Gdańsk: powstanie Instytut Dziedzictwa Solidarności
- To ostatni moment i niezwykle paląca potrzeba, by ta instytucja powstała. Przede wszystkim dlatego, że wreszcie będzie pokazywana prawdziwa historia Solidarności, prawdziwe dokonania- mówił w Polskim Radiu 24 Jacek Pawłowicz, dyrektor Muzeum Żołnierzy Wyklętych i Więźniów Politycznych PRL. 31 sierpnia nastąpi podpisanie umowy powołującej Instytut Dziedzictwa Solidarności.
2019-08-27, 12:02
Posłuchaj
Uroczystość odbędzie się w historycznej sali BHP w Gdańsku, podczas obchodów 39. rocznicy Sierpnia'80. "To wspólna inicjatywa NSZZ Solidarność oraz Ministerstwa Kultury i Dziedzictwa Narodowego. Instytut będzie dbał o pamięć i dorobek Solidarności lat 80-tych i promował jej dziedzictwo" – wyjaśniło ministerstwo kultury. Ma to być instytucja konkurencyjna wobec otwartego w 2014 roku Europejskiego Centrum Solidarności, którego obie te instytucje są współzałożycielami.

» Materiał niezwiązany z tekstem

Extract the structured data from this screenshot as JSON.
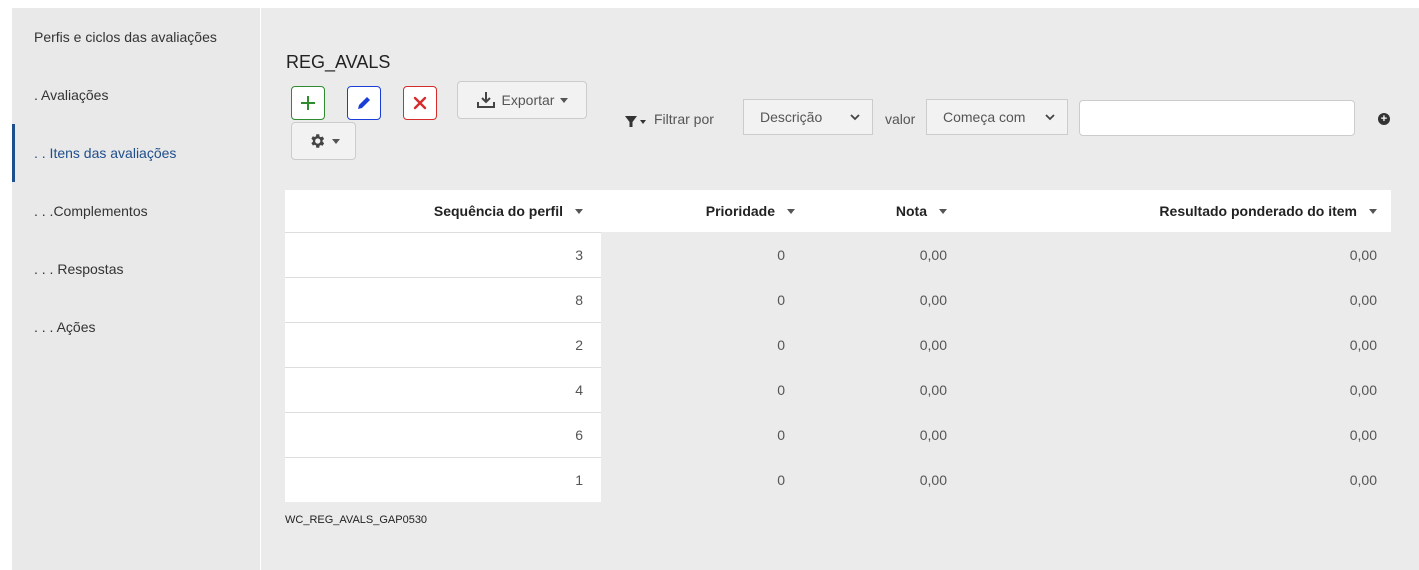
{
  "sidebar": {
    "items": [
      {
        "label": "Perfis e ciclos das avaliações",
        "active": false
      },
      {
        "label": ". Avaliações",
        "active": false
      },
      {
        "label": ". . Itens das avaliações",
        "active": true
      },
      {
        "label": ". . .Complementos",
        "active": false
      },
      {
        "label": ". . . Respostas",
        "active": false
      },
      {
        "label": ". . . Ações",
        "active": false
      }
    ]
  },
  "main": {
    "title": "REG_AVALS",
    "toolbar": {
      "add_icon": "plus-icon",
      "edit_icon": "pencil-icon",
      "delete_icon": "close-icon",
      "export_label": "Exportar",
      "settings_icon": "gear-icon"
    },
    "filter": {
      "filter_label": "Filtrar por",
      "field_selected": "Descrição",
      "value_label": "valor",
      "operator_selected": "Começa com",
      "search_value": "",
      "add_icon": "plus-circle-icon"
    },
    "table": {
      "columns": [
        "Sequência do perfil",
        "Prioridade",
        "Nota",
        "Resultado ponderado do item"
      ],
      "rows": [
        {
          "seq": "3",
          "prioridade": "0",
          "nota": "0,00",
          "resultado": "0,00"
        },
        {
          "seq": "8",
          "prioridade": "0",
          "nota": "0,00",
          "resultado": "0,00"
        },
        {
          "seq": "2",
          "prioridade": "0",
          "nota": "0,00",
          "resultado": "0,00"
        },
        {
          "seq": "4",
          "prioridade": "0",
          "nota": "0,00",
          "resultado": "0,00"
        },
        {
          "seq": "6",
          "prioridade": "0",
          "nota": "0,00",
          "resultado": "0,00"
        },
        {
          "seq": "1",
          "prioridade": "0",
          "nota": "0,00",
          "resultado": "0,00"
        }
      ]
    },
    "footer_code": "WC_REG_AVALS_GAP0530"
  },
  "colors": {
    "add": "#2e8b2e",
    "edit": "#1a3fd9",
    "delete": "#d62c2c",
    "active_nav": "#1f4e8c"
  }
}
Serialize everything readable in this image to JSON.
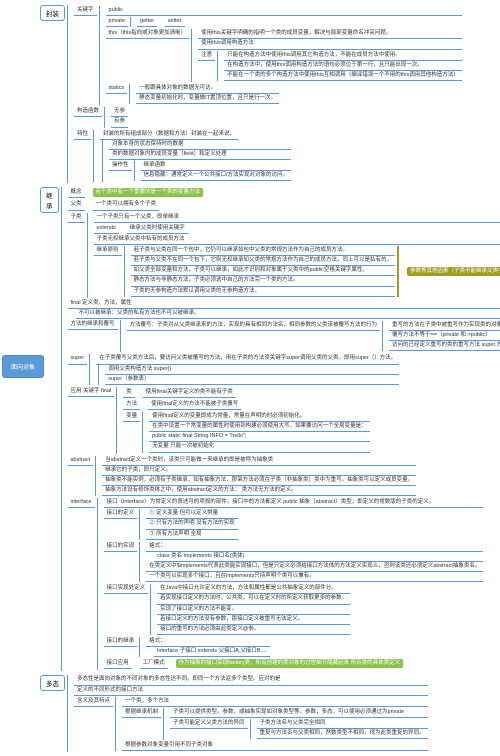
{
  "root": "面向对象",
  "encaps": {
    "title": "封装",
    "kw": {
      "title": "关键字",
      "public": "public",
      "private": {
        "title": "private",
        "getter": "getter",
        "setter": "setter"
      },
      "this": {
        "title": "this（this指向或对象更加清晰）",
        "n1": "使用this关键字明确的指明一个类的成员变量，解决与局部变量命名冲突问题。",
        "n2": "使用this调用构造方法",
        "notes": {
          "title": "注意",
          "a": "只能在构造方法中使用this调用其它构造方法，不能在成员方法中使用。",
          "b": "在构造方法中，使用this调用构造方法的语句必须位于第一行，且只能出现一次。",
          "c": "不能在一个类的多个构造方法中使用this互相调用（编译错误一个不用的this调用其他构造方法）"
        }
      },
      "statics": {
        "title": "statics",
        "n1": "一般跟具体对象的数据无可访。",
        "n2": "静态变量初始化时，变量做IT置顶位置，且只是行一次。"
      }
    },
    "ctor": {
      "title": "构造函数",
      "noarg": "无参",
      "arg": "有参"
    },
    "feature": {
      "title": "特性",
      "text": "封装的所有组成部分（数据和方法）封装在一起来说。",
      "items": {
        "a": "对象本身的状态保持时的数据",
        "b": "类的数据对象内的成员变量（field）和定义处理",
        "c": {
          "title": "操作性",
          "n1": "继承函数",
          "n2": "信息隐藏：通常定义一个公共接口/方法实现对对象的访问。"
        }
      }
    }
  },
  "inherit": {
    "title": "继承",
    "concept": {
      "title": "概念",
      "hl": "若干类中有一个重要的是一个类的变量方法"
    },
    "parent": {
      "title": "父类",
      "text": "一个类可以拥有多个子类"
    },
    "child": {
      "title": "子类",
      "n1": "一个子类只有一个父类，即单继承",
      "extends": {
        "title": "extends",
        "n1": "继承父类时使用关键字"
      },
      "n2": "子类无权继承父类中私有的成员方法",
      "rules": {
        "title": "继承原则",
        "a": "若子类与父类在同一个包中，它仍可以继承如包中父类的常规方法作为自己的成员方法。",
        "b": "若子类与父类不在同一个包下，它则无权继承如父类的常规方法作为自己的成员方法。同上可以是私有的。",
        "c": "如父类全部变量和方法，子类可以继承，如此才识别和对象属于父类中的public空格关键字属性。",
        "d": "静态方法与非静态方法，子类必须选中自己的方法完一个类的方法。",
        "e": "子类的无参构造方法默认调用父类的无参构造方法。",
        "side": "参数等其他因素（子类不能继承父类中带Private的成员变量和方法）"
      }
    },
    "finalNote": "final 定义类、方法，属性",
    "cantInherit": "不可以被继承：父类的私有方法也不可以被继承。",
    "override": {
      "title": "方法的继承和覆写",
      "text": "方法覆写：子类对从父类继承来的方法，实现的具有相同方法名，相同参数的父类该被覆写方法的行为",
      "side": "重写的方法在子类中被重写作为实现类的对象命令，不能带有重新的对象知同类型",
      "notes": {
        "a": "覆写方法不等于==（private 和 >public）",
        "b": "访问的已经定义重写的类的重写方法     super.方法名();"
      }
    },
    "super": {
      "title": "super",
      "text": "在子类覆写父类方法后，要访问父类被覆写的方法，用在子类的方法须关键字super调用父类的父类。即用super（）方法。",
      "n1": "调用父类构造方法     super()",
      "n2": "super（参数表）"
    },
    "finalKw": {
      "title": "应用 关键字 final",
      "a": {
        "title": "类",
        "t": "使用final关键字定义的类不能有子类"
      },
      "b": {
        "title": "方法",
        "t": "使用final定义的方法不能被子类覆写"
      },
      "c": {
        "title": "变量",
        "t1": "使用final定义的变量即成为常量，常量在声明的时必须初始化。",
        "t2": "在类中设置一个常变量的属性时使用到构建必须使用大写，如果要访问一个全局变量是：",
        "t3": "public static final String INFO = \"hello\";",
        "t4": "无变量 只能一次被初始化"
      }
    },
    "abstractKw": {
      "title": "abstract",
      "n1": "当abstract定义一个类时，该类只可能做一来继承的即是被称为抽象类",
      "n2": "继承它的子类，即只定义。",
      "n3": "抽象类不能实例，必须有子类继承，如有抽象方法，那架方法必须在子类（非抽象类）类中为重写。抽象类可以定义成员变量。",
      "n4": "抽象方法设有修饰类体之中，使用abstract定义的方法： 类方法无方法的定义。"
    },
    "interfaceKw": {
      "title": "interface",
      "intro": "接口（interface）为常定义的表述可的项规的部件，接口中的方法都定义 public 抽象（abstract）类型，即定义的常数版的子类的定义。",
      "def": {
        "title": "接口的定义",
        "a": "① 定义变量 但可以定义常量",
        "b": "② 只有方法的声明 没有方法的实现",
        "c": "③ 所有方法声明 全局"
      },
      "impl": {
        "title": "接口的实现",
        "fmt": "格式：",
        "code": "class 类名 implements 接口名{类体}",
        "a": "在类定义中$implements代表此类能实现接口，但是只定义必须给接口方法体的方法定义实现么，否则该类还必须定义abstract抽象类名。",
        "b": "一个类可以实现多个接口，且在implements只持声明个类可以兼有。"
      },
      "extendImpl": {
        "title": "接口实现处定义",
        "a": "在Java中接口允许定义的方法，方法和属性都是公共抽象定义的部件分。",
        "b": "若实现接口定义的方法时，公共类，可以在定义时的所定义获取更多的参数。",
        "c": "实现了接口定义的方法不能变。",
        "d": "若接口定义的方法没有参数，那接口定义被重写无法定义。",
        "e": "接口的重写的方法必须由此类定义@参。"
      },
      "extend": {
        "title": "接口的继承",
        "fmt": "格式：",
        "code": "interface 子接口 extends 父接口A,父接口B,..."
      },
      "factory": {
        "title": "接口应用",
        "label": "工厂模式",
        "hl": "作为抽象的接口实现factory类，所有创建的类对象的过程细节隐藏起来 所有类的具体类定义"
      }
    }
  },
  "poly": {
    "title": "多态",
    "def": "多态性是面向对象的不同对象的多态性达不同。即同一个方法返多个类型。应对的是",
    "n1": "定义的不同形式的接口方法",
    "meaning": {
      "title": "含义及其特点",
      "a": {
        "title": "一个类，多个方法"
      },
      "b": {
        "title": "根据继承机制",
        "n1": "子类可以提供类型。参数，或抽象实现如对象类型等。参数，多态。可以使用必须通过为private",
        "n2": "子类可能定义父类方法的异同",
        "items": {
          "a": "子类方法名与父类完全相同",
          "b": "重复与方法名与父类相同，然数类型不相同，视为此类重复的异同。"
        }
      },
      "c": "根据参数对象变量引用不同子类对象"
    }
  }
}
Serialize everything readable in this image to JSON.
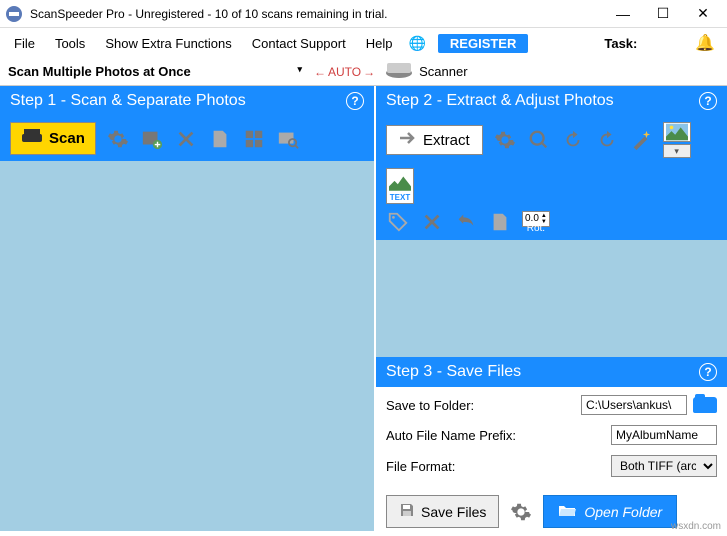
{
  "titlebar": {
    "title": "ScanSpeeder Pro - Unregistered - 10 of 10 scans remaining in trial."
  },
  "menu": {
    "file": "File",
    "tools": "Tools",
    "extra": "Show Extra Functions",
    "contact": "Contact Support",
    "help": "Help",
    "register": "REGISTER",
    "task": "Task:"
  },
  "subbar": {
    "mode": "Scan Multiple Photos at Once",
    "auto": "AUTO",
    "scanner": "Scanner"
  },
  "step1": {
    "title": "Step 1 - Scan & Separate Photos",
    "scan": "Scan"
  },
  "step2": {
    "title": "Step 2 - Extract & Adjust Photos",
    "extract": "Extract",
    "zoom": "0.0",
    "rot": "Rot."
  },
  "step3": {
    "title": "Step 3 - Save Files",
    "saveToFolder": "Save to Folder:",
    "folderValue": "C:\\Users\\ankus\\",
    "prefix": "Auto File Name Prefix:",
    "prefixValue": "MyAlbumName",
    "format": "File Format:",
    "formatValue": "Both TIFF (archival",
    "saveFiles": "Save Files",
    "openFolder": "Open Folder"
  },
  "watermark": "wsxdn.com"
}
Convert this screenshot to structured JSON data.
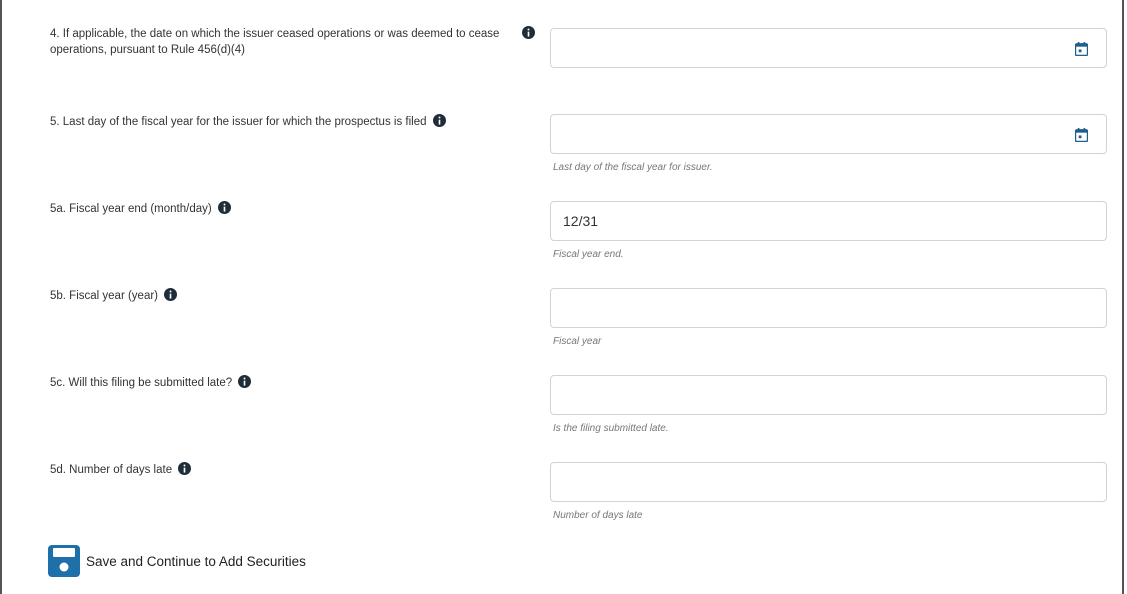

Jacek Pawłowicz przyznał, że jest rozczarowany Europejskim Centrum Solidarności. - Kilkakrotnie tam byłem. W czasie jednej z wizyt wszedłem do księgarni. Widziałem różne wydawnictwa, nie było jednak książek o Annie Walentynowicz i Lechu Kaczyńskim - powiedział gość Polskiego Radia 24.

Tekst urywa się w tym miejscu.